Syllable timing refers to the way the rhythm of your speech can vary within a phrase. For example, the same syllable may be spoken more rapidly at the beginning of a phrase or more drawn out if it is at the end of a phrase. Similarly, stressed or emphasized syllables tend to be longer in duration than unstressed syllables. As with intonation, by default ModelTalker attempts to find syllables that match what is appropriate for normal syllable timing. If you enable synthetic syllable timing, ModelTalker will use DSP to modify syllable durations to try to make them match typical speech timing patterns more closely. In this case, as with intonation, the DSP may reduce the naturalness of your voice quality, however, sometimes this helps make the speech easier to understand, particularly if you have some dysarthria, or if your speaking rate varied a lot when you recorded your inventory.

In contrast to our Gen1 and Gen2 voices, the syllable timing and intonation parameters have no effect on Gen3 voices. Instead, Gen3 voices use AI to learn generalizable characteristics of your intonation patterns and syllable timing from the examples of your speech and apply that learned knowledge when synthesizing sentences.

In step one, there is a text box where you can enter a sentence or try several different sentences while trying different combinations of speaking rate, timing, and intonation control. The point of this step is to determine the combination of settings that will be used for the second step when you compare different versions of your voices, all with the same synthesis parameters.

2. Compare the voice versions

Step 2 consists of between 30 and 40 sentence comparison “trials,” depending on the number of different voices being compared. On each trial, you will be able to listen to the same sentence generated by two different versions of your voice and you must choose which of the two versions you prefer. The sentences we are using are chosen to challenge the limits of your synthetic voice. Some may be hard or nearly impossible to understand. More often it may be difficult to decide which of the two versions sounds better, but you must pick one version even if you feel the choice is random.

Over the trials, you will hear at least 10 sentences made by each version of your voice and each version will be paired an equal number of times with each other version of your voice. From these “paired comparison” trials, we will select the two versions that you chose as the preferred voice most frequently and use those two versions in the third step.

3. Make a final choice

In step 3, you will again have access to the speaking rate, timing, and intonation controls along with a text box as in Step 1. You may enter short sentences in the text box, or copy and paste much longer passages (up to about 2000 characters).
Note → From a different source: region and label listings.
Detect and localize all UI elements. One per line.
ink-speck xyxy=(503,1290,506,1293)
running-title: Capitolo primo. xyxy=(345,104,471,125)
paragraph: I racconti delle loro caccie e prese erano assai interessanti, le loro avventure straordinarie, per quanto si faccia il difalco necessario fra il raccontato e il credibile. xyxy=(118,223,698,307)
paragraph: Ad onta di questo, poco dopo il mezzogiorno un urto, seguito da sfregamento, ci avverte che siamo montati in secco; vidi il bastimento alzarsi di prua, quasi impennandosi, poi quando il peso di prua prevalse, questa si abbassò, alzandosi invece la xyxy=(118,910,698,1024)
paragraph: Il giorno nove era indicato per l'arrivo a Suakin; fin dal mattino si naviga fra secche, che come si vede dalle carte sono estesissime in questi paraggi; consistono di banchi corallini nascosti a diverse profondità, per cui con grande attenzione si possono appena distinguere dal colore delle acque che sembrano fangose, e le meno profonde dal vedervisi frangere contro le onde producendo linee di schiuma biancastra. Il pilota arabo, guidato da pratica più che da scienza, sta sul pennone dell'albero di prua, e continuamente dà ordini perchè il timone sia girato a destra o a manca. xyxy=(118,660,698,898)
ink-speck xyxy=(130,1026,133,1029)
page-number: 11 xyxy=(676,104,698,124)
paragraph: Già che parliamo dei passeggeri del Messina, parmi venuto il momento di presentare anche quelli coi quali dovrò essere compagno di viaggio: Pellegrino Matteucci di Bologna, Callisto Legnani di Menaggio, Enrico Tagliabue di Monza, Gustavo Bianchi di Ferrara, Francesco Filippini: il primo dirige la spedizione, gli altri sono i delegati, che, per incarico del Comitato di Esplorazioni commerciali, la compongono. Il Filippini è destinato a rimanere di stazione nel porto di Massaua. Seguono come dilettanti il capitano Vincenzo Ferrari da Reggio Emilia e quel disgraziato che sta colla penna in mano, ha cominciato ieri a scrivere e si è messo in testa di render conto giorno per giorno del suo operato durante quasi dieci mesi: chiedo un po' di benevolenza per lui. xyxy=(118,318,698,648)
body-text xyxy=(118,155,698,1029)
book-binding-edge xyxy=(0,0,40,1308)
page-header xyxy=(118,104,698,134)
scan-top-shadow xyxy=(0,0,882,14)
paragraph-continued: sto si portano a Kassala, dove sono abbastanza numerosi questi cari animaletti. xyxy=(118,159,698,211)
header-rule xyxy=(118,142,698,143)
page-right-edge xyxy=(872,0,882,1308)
We encourage you to use this step to test your synthetic voice with things you may actually want to say.

In addition to the same controls from Step 1, you will also have radio control buttons that let you choose which of the two voices selected in Step 2 you want to use to render the text in the text box. You should try both voice versions with multiple texts and also try again modifying the rate, timing, and intonation controls. When you have decided on the combination of controls and the voice that you prefer, you may complete the audition process. Most users at this point will have the option to either Accept the voice or Decline the voice. If you Decline the voice, we will not build an installer for the voice and you will not be charged for the service. If you Accept the voice, the current page settings will be saved as the ones we will use in building your voice installer. A notice will be sent to you as soon as the voice is ready for download. After clicking Accept, you will have the option to pay for the voice immediately by credit card. If you do not pay immediately, you will still be required to pay by credit card before you will be able to download your voice.

Note: If you see a Done button instead of the Accept and Decline buttons, either we have already received payment or it is not required. When you click done we will build your voice installer and send a notice as soon as the voice is ready for download.